Bathroom with lots of stalls, a regular taupe-colored affair.  The toilets are normal, but the stalls have some serious problems.  Some are too high, some are too low.  How is a girl supposed to retain her modesty here?  Some are pretty good, but all these women keep stealing them.  Just as you approach, one of them comes wheeling in, cutting in front of you and slamming the door in your face.  So you finally find one that will sort of work—the stall goes up to your lower rib cage, and right now that’s the best you got.  You’re pretty excited, because you really gotta go, but then suddenly you are naked.  No modesty, no go.  Destination finally reached but to no avail.
Another black and white bathroom—very large—and communal.  There are toilets everywhere.  They sit back to back, sometimes side by side.  Very crowded.  But none have stalls.  There is a general rush to find the best toilet—shiny ones are the best.  People scurrying everywhere like ants.  I myself am stalling because I can’t figure out what to do—I like walls around me in these crucial moments, dang it.  Oh crisis!  Panic mounting.  Dream truncated.  I woke and found the bathroom adjoining my bedroom.
 

The Product of Chemicals


in Which there are Alchemical Changes.

I will make this brief.  The anti-epileptic oxy…whatever turned out be Public Enemy No. 1.  I have never experienced such violent vomiting before.  Four days after beginning it, I found myself on the phone begging my doctor to let me quit. Lamotrigine suddenly didn’t seem that bad—even with seizures added to it.  And Keppra was starting to look like a day-dream.  Ah, the advantages of hindsight.
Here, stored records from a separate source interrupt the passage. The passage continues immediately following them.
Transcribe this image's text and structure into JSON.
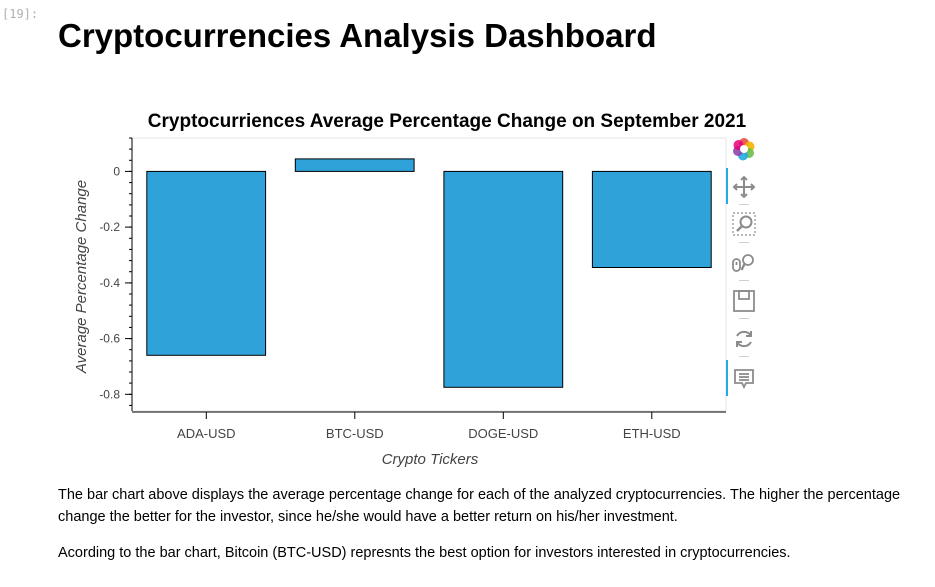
{
  "cell": {
    "prompt": "[19]:"
  },
  "page": {
    "title": "Cryptocurrencies Analysis Dashboard"
  },
  "chart_data": {
    "type": "bar",
    "title": "Cryptocurriences Average Percentage Change on September 2021",
    "xlabel": "Crypto Tickers",
    "ylabel": "Average Percentage Change",
    "categories": [
      "ADA-USD",
      "BTC-USD",
      "DOGE-USD",
      "ETH-USD"
    ],
    "values": [
      -0.66,
      0.045,
      -0.775,
      -0.345
    ],
    "ylim": [
      -0.86,
      0.12
    ],
    "yticks": [
      0,
      -0.2,
      -0.4,
      -0.6,
      -0.8
    ],
    "ytick_labels": [
      "0",
      "-0.2",
      "-0.4",
      "-0.6",
      "-0.8"
    ],
    "bar_color": "#30a2da",
    "bar_edge_color": "#000000",
    "grid": false,
    "legend": "none"
  },
  "toolbar": {
    "tools": [
      {
        "name": "bokeh-logo-icon",
        "interactable": false
      },
      {
        "name": "pan-tool-icon",
        "interactable": true
      },
      {
        "name": "box-zoom-tool-icon",
        "interactable": true
      },
      {
        "name": "wheel-zoom-tool-icon",
        "interactable": true
      },
      {
        "name": "save-tool-icon",
        "interactable": true
      },
      {
        "name": "reset-tool-icon",
        "interactable": true
      },
      {
        "name": "hover-tool-icon",
        "interactable": true
      }
    ],
    "accent_color": "#26aae1"
  },
  "text": {
    "paragraph_1": "The bar chart above displays the average percentage change for each of the analyzed cryptocurrencies. The higher the percentage change the better for the investor, since he/she would have a better return on his/her investment.",
    "paragraph_2": "Acording to the bar chart, Bitcoin (BTC-USD) represnts the best option for investors interested in cryptocurrencies."
  }
}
For the last month and a half, I have been cycling off of Lamotrigine and going back onto Keppra.  The change in dosages is much more abrupt this time, every week stepping down 100 mg per day.  I’ve really been able to see the effects that come from such sudden changes.  At first it was up on Keppra: hard physically and emotionally.  Then down a step on Lamo: a bit better both physically and emotionally.  Another step down: better physically, BAD emotionally.  Next step: better physically, absolutely wonderful emotionally—possibly somewhat manic: lots of action and not enough sleep, happy but so very tired.  Next step: physical effects nearly gone, slightly less happy.  I can literally feel the Keppra settling into my system.  Lamo up and downs gone and the incredibly stable, but ever-annoyed me making a comeback.  Forget history, forget tradition, forget culture—I am a product of my chemicals. 
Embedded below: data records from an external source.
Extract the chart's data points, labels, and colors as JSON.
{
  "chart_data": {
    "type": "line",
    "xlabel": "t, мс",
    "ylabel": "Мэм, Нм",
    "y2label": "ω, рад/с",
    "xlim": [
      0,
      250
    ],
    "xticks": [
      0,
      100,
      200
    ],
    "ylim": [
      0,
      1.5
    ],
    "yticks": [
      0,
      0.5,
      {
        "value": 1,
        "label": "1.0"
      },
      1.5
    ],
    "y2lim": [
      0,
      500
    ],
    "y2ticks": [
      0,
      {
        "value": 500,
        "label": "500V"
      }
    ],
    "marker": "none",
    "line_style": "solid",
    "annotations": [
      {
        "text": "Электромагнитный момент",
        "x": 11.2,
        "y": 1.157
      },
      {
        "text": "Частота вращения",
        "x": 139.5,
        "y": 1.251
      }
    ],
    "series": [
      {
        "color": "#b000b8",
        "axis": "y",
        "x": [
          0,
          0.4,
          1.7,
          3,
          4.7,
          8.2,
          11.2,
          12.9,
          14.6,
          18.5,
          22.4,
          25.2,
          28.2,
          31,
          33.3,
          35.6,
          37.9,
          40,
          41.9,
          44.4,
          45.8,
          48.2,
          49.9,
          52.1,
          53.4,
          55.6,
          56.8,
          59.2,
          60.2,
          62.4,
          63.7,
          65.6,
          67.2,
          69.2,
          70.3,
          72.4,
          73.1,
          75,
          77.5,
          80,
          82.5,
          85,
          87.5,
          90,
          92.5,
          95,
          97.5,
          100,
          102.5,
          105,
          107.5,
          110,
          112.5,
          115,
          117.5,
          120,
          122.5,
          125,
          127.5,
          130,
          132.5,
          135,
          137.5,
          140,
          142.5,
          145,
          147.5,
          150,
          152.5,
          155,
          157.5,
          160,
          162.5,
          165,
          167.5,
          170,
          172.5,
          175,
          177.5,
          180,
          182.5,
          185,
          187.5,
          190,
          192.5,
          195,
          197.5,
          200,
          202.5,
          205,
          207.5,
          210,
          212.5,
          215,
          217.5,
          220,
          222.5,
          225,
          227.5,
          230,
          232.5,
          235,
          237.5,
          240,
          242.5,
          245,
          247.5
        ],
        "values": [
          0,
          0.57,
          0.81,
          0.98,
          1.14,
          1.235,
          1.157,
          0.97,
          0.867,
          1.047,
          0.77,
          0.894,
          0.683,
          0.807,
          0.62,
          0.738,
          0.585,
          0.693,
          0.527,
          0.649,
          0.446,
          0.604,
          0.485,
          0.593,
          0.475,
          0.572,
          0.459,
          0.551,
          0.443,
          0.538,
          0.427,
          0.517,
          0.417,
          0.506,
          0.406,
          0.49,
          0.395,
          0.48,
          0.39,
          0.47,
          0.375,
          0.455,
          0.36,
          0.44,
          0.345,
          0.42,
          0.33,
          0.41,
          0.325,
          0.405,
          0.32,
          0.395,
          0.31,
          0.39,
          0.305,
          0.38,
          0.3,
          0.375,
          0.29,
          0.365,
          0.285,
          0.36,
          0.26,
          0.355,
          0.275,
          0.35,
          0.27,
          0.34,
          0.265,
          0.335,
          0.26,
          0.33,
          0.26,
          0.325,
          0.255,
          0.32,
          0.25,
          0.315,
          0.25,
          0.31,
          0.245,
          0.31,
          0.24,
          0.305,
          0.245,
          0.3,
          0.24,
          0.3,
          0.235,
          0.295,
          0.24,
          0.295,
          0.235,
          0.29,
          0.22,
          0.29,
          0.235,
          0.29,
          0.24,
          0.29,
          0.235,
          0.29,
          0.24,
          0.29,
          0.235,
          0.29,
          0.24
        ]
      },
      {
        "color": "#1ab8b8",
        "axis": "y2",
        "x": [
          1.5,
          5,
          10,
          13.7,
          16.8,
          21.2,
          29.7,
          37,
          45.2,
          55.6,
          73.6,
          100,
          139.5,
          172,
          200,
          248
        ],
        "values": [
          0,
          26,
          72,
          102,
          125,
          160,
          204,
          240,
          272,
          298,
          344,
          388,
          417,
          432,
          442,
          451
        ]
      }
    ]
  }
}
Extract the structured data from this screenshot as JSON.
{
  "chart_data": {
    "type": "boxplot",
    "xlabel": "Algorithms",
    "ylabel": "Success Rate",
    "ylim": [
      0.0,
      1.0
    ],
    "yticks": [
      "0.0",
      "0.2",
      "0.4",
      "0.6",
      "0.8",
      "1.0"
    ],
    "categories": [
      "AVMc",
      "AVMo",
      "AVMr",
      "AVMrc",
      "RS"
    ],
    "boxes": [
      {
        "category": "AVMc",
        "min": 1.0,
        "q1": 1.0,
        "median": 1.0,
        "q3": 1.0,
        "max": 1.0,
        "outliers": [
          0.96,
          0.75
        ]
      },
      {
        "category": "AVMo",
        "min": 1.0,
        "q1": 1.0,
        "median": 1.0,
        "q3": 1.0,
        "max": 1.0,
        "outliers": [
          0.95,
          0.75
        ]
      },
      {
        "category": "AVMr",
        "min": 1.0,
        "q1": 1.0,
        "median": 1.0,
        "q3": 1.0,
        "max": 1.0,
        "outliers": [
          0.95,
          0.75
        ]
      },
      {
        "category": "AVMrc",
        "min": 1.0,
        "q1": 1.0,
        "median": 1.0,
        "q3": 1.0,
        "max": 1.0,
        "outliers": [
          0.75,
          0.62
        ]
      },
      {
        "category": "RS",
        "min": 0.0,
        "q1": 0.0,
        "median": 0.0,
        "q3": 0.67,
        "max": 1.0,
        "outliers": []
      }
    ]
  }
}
And through it all: terrible insomnia.  Most of the time I get to sleep around 2 or 3 am.  It’s kind of like living in a happy little fog.  Sounds like something Bob Ross would say.  I am gaining the greatest respect for people who deal with this as a mental illness: the depressed or bipolar who are constantly tweaking their medication.  Rough stuff.  I would probably rather go through brain surgery again than go through a couple more years of these alchemical experiments.